While having a different focus than what I’ve been mulling over, Woodbine focused on religious ritual while I was thinking about how personal beliefs are developed, I thought his book well worth reading for those interested in religion, sports and building community.
Less is said, I think, about Hip-Hop than street basketball or religious practices. Not that it has to have been that way.
I expected a relatively light read based on the book's size, design, and title. Not that it wasn't something to take serious, but that a book about hoops and religion seemed poised to entertain as much as educate.
Instead, I found an existentially heavy collection of personal accounts carefully explored using a variety of theories from religious studies. Basketball in the hood is about so much more than dreams of stardom or potential exploitation. These are stories of despair, hope, and healing. Basketball as religion.
I thought there were a few organizational issues with the book, otherwise it'd be a 5.

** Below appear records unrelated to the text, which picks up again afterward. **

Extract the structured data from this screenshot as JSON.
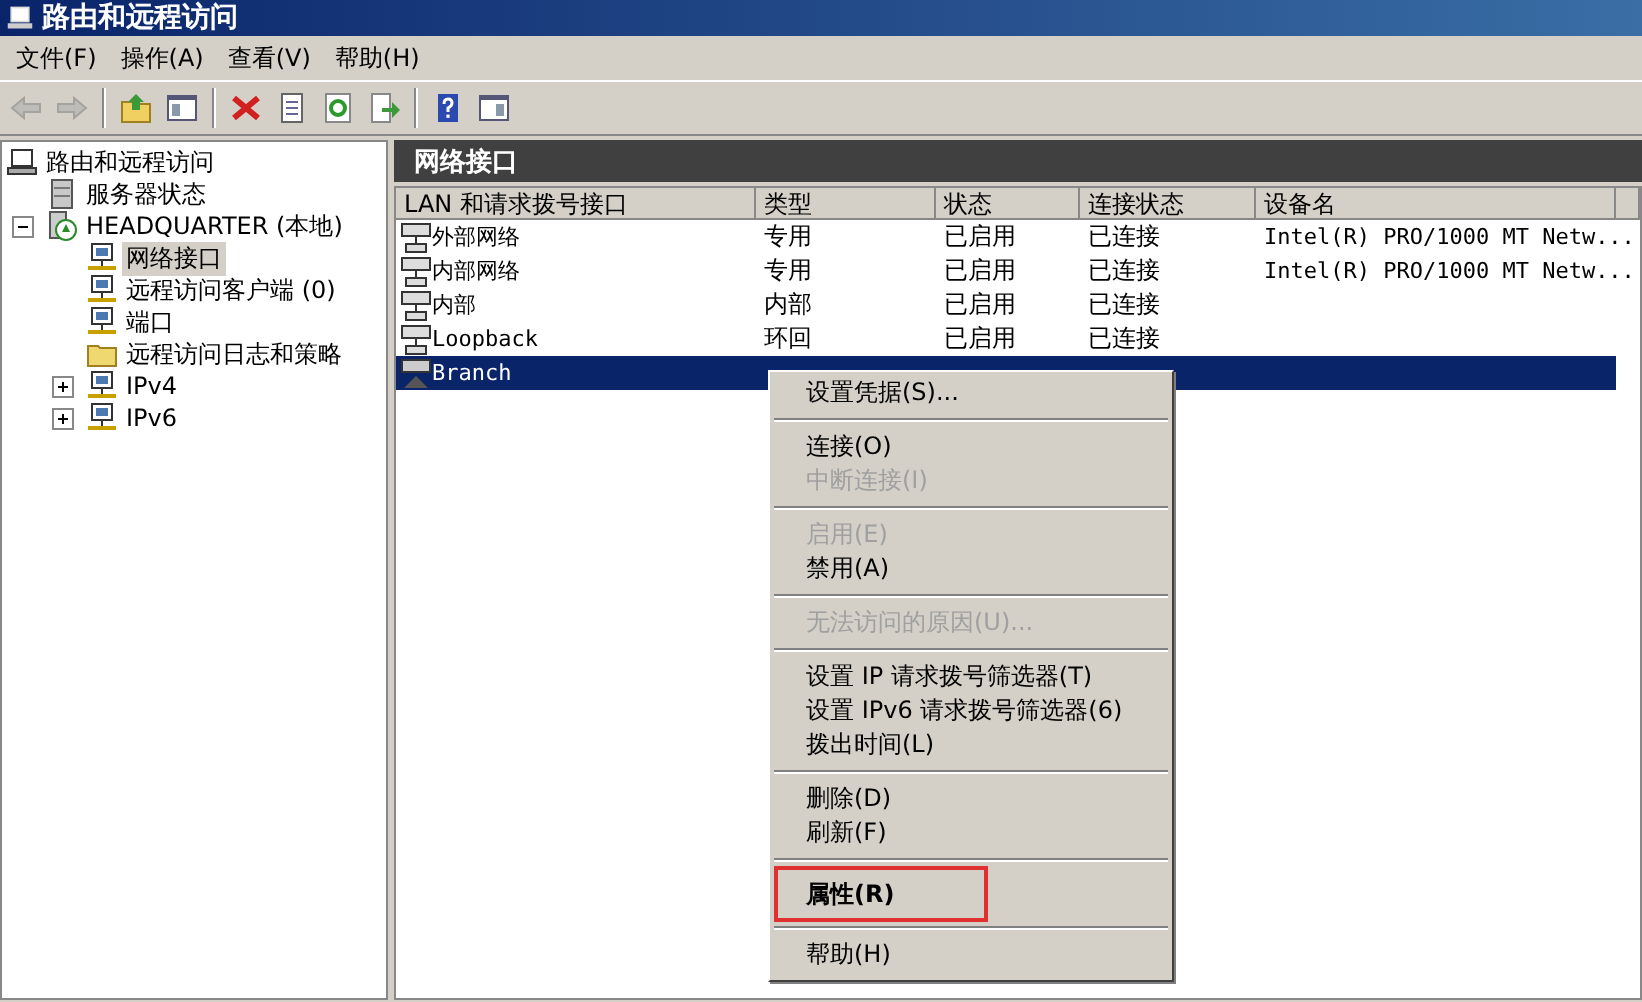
{
  "window": {
    "title": "路由和远程访问"
  },
  "menu_bar": [
    "文件(F)",
    "操作(A)",
    "查看(V)",
    "帮助(H)"
  ],
  "toolbar": [
    {
      "kind": "back",
      "disabled": true
    },
    {
      "kind": "forward",
      "disabled": true
    },
    {
      "kind": "separator"
    },
    {
      "kind": "up"
    },
    {
      "kind": "tree"
    },
    {
      "kind": "separator"
    },
    {
      "kind": "delete"
    },
    {
      "kind": "properties"
    },
    {
      "kind": "refresh"
    },
    {
      "kind": "export"
    },
    {
      "kind": "separator"
    },
    {
      "kind": "help"
    },
    {
      "kind": "view"
    }
  ],
  "tree": [
    {
      "label": "路由和远程访问",
      "kind": "computer",
      "selected": false,
      "children": [
        {
          "label": "服务器状态",
          "kind": "server",
          "selected": false
        },
        {
          "label": "HEADQUARTER (本地)",
          "kind": "host",
          "selected": false,
          "expanded": true,
          "children": [
            {
              "label": "网络接口",
              "kind": "network",
              "selected": true
            },
            {
              "label": "远程访问客户端 (0)",
              "kind": "network",
              "selected": false
            },
            {
              "label": "端口",
              "kind": "network",
              "selected": false
            },
            {
              "label": "远程访问日志和策略",
              "kind": "folder",
              "selected": false
            },
            {
              "label": "IPv4",
              "kind": "network",
              "selected": false,
              "expanded": false
            },
            {
              "label": "IPv6",
              "kind": "network",
              "selected": false,
              "expanded": false
            }
          ]
        }
      ]
    }
  ],
  "panel": {
    "title": "网络接口"
  },
  "table": {
    "columns": [
      "LAN 和请求拨号接口",
      "类型",
      "状态",
      "连接状态",
      "设备名"
    ],
    "rows": [
      {
        "selected": false,
        "kind": "lan",
        "cells": [
          "外部网络",
          "专用",
          "已启用",
          "已连接",
          "Intel(R) PRO/1000 MT Netw..."
        ]
      },
      {
        "selected": false,
        "kind": "lan",
        "cells": [
          "内部网络",
          "专用",
          "已启用",
          "已连接",
          "Intel(R) PRO/1000 MT Netw..."
        ]
      },
      {
        "selected": false,
        "kind": "lan",
        "cells": [
          "内部",
          "内部",
          "已启用",
          "已连接"
        ]
      },
      {
        "selected": false,
        "kind": "lan",
        "cells": [
          "Loopback",
          "环回",
          "已启用",
          "已连接"
        ]
      },
      {
        "selected": true,
        "kind": "dial",
        "cells": [
          "Branch"
        ]
      }
    ]
  },
  "context_menu": [
    {
      "kind": "item",
      "label": "设置凭据(S)...",
      "disabled": false,
      "default": false,
      "marked": false
    },
    {
      "kind": "separator"
    },
    {
      "kind": "item",
      "label": "连接(O)",
      "disabled": false,
      "default": false,
      "marked": false
    },
    {
      "kind": "item",
      "label": "中断连接(I)",
      "disabled": true,
      "default": false,
      "marked": false
    },
    {
      "kind": "separator"
    },
    {
      "kind": "item",
      "label": "启用(E)",
      "disabled": true,
      "default": false,
      "marked": false
    },
    {
      "kind": "item",
      "label": "禁用(A)",
      "disabled": false,
      "default": false,
      "marked": false
    },
    {
      "kind": "separator"
    },
    {
      "kind": "item",
      "label": "无法访问的原因(U)...",
      "disabled": true,
      "default": false,
      "marked": false
    },
    {
      "kind": "separator"
    },
    {
      "kind": "item",
      "label": "设置 IP 请求拨号筛选器(T)",
      "disabled": false,
      "default": false,
      "marked": false
    },
    {
      "kind": "item",
      "label": "设置 IPv6 请求拨号筛选器(6)",
      "disabled": false,
      "default": false,
      "marked": false
    },
    {
      "kind": "item",
      "label": "拨出时间(L)",
      "disabled": false,
      "default": false,
      "marked": false
    },
    {
      "kind": "separator"
    },
    {
      "kind": "item",
      "label": "删除(D)",
      "disabled": false,
      "default": false,
      "marked": false
    },
    {
      "kind": "item",
      "label": "刷新(F)",
      "disabled": false,
      "default": false,
      "marked": false
    },
    {
      "kind": "separator"
    },
    {
      "kind": "item",
      "label": "属性(R)",
      "disabled": false,
      "default": true,
      "marked": true
    },
    {
      "kind": "separator"
    },
    {
      "kind": "item",
      "label": "帮助(H)",
      "disabled": false,
      "default": false,
      "marked": false
    }
  ]
}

I downloaded this after hearing the author interview on the radio. It has a strong and supported statement on the value of the game beyond hoop dreams. A nagging question is who is this for? If it's pandering to me, fine, I really enjoyed it.
A topic I love mixed with analytical discussion, definitely off to a good start.
My only complaint: I think Woodbine told beautiful and heartbreaking stories. However, sometime they were just that. He drew conclusions a bit too quickly from one or two scenarios or happenings.
This is a fantastic book. Woodbine does a spectacular job of balancing (auto)ethnography and academic research, and communicates the lived religion and racial experience of street ballers fantastically. I never dreamed that a book like this even existed; I loved everything about it.